Find the intersection of a line formed by the intersection of two planes $\vec r . \vec n_1 = p_1 $ and $\vec r . \vec n_2=p_2$.
I know that the line would be along $(\vec n_1 \times \vec n_2)$. So i need a point on the line to get the equation. I assumed a point $ C$ such that $\vec {OC}$ is perpendicular to the line of intersection. I dont really know how to proceed from here. Do I have to use the equations $\vec c . \vec n_1 = p_1 $ and $\vec c . \vec n_2=p_2$?

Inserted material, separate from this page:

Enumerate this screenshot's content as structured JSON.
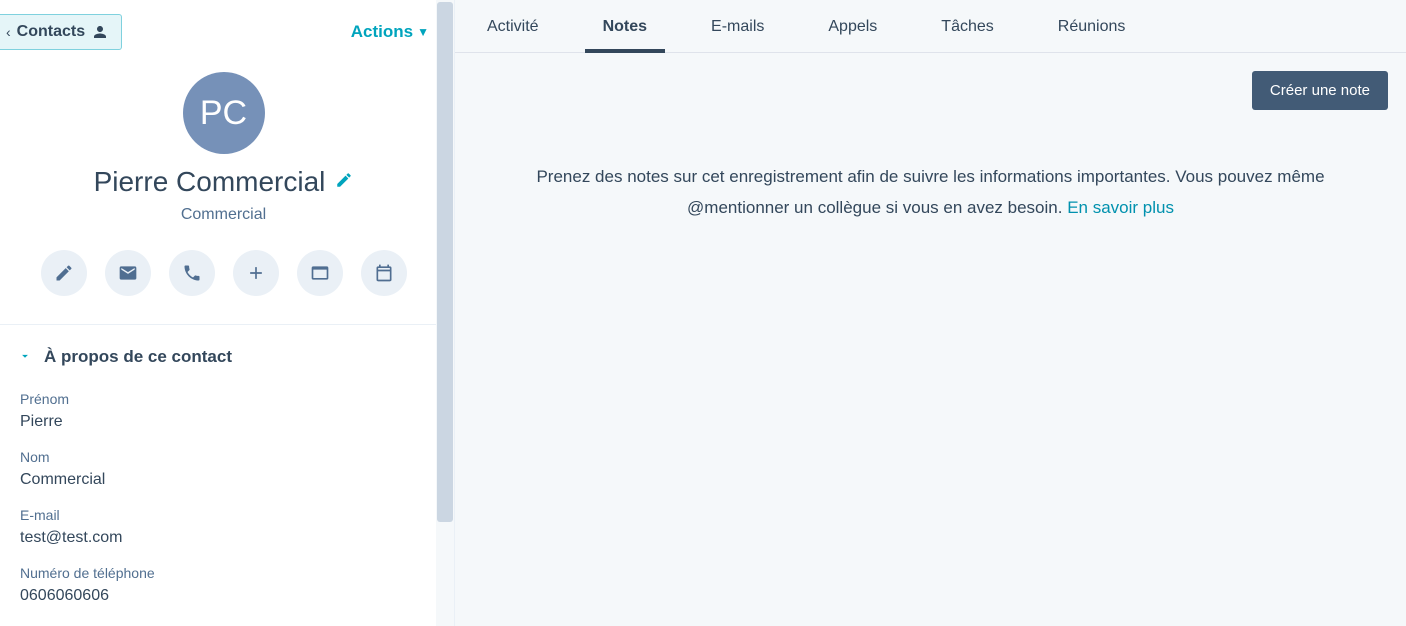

You know that the line is of the form $t(n_1\times n_2)+p$ for some point $p$. Now to find $p$, we can assume it is of the form $an_1+bn_2$ (since the line is perpendicular to $n_1$ and $n_2$, so it must pass through the plane spanned by them somewhere). Then since $p$ is in both planes, we have the equations $p\cdot n_1=a+bn_1\cdot n_2=p_1$, and $p\cdot n_2=an_1\cdot n_2 + b=p_2$. This gives us the system of equations $$\newcommand\bmat{\begin{pmatrix}}\newcommand\emat{\end{pmatrix}}\bmat 1 & n_1\cdot n_2 \\ n_1\cdot n_2 & 1 \emat \bmat a \\ b\emat = \bmat p_1\\p_2\emat.$$ The determinant of the matrix is $1-(n_1\cdot n_2)^2$, and since $n_1$ and $n_2$ are not parallel (since the planes intersect in a line, so they are not themselves parallel), this is positive. Hence we can invert the matrix to get $$\bmat a \\ b \emat = \frac{1}{1-(n_1\cdot n_2)^2}\bmat 1 & -n_1\cdot n_2 \\ -n_1\cdot n_2 & 1\emat\bmat p_1\\p_2\emat,$$ or letting $n_1\cdot n_2 = \alpha$, $$a = \frac{p_1-\alpha p_2}{1-\alpha^2},$$ and $$b=\frac{p_2-\alpha p_1}{1-\alpha^2}.$$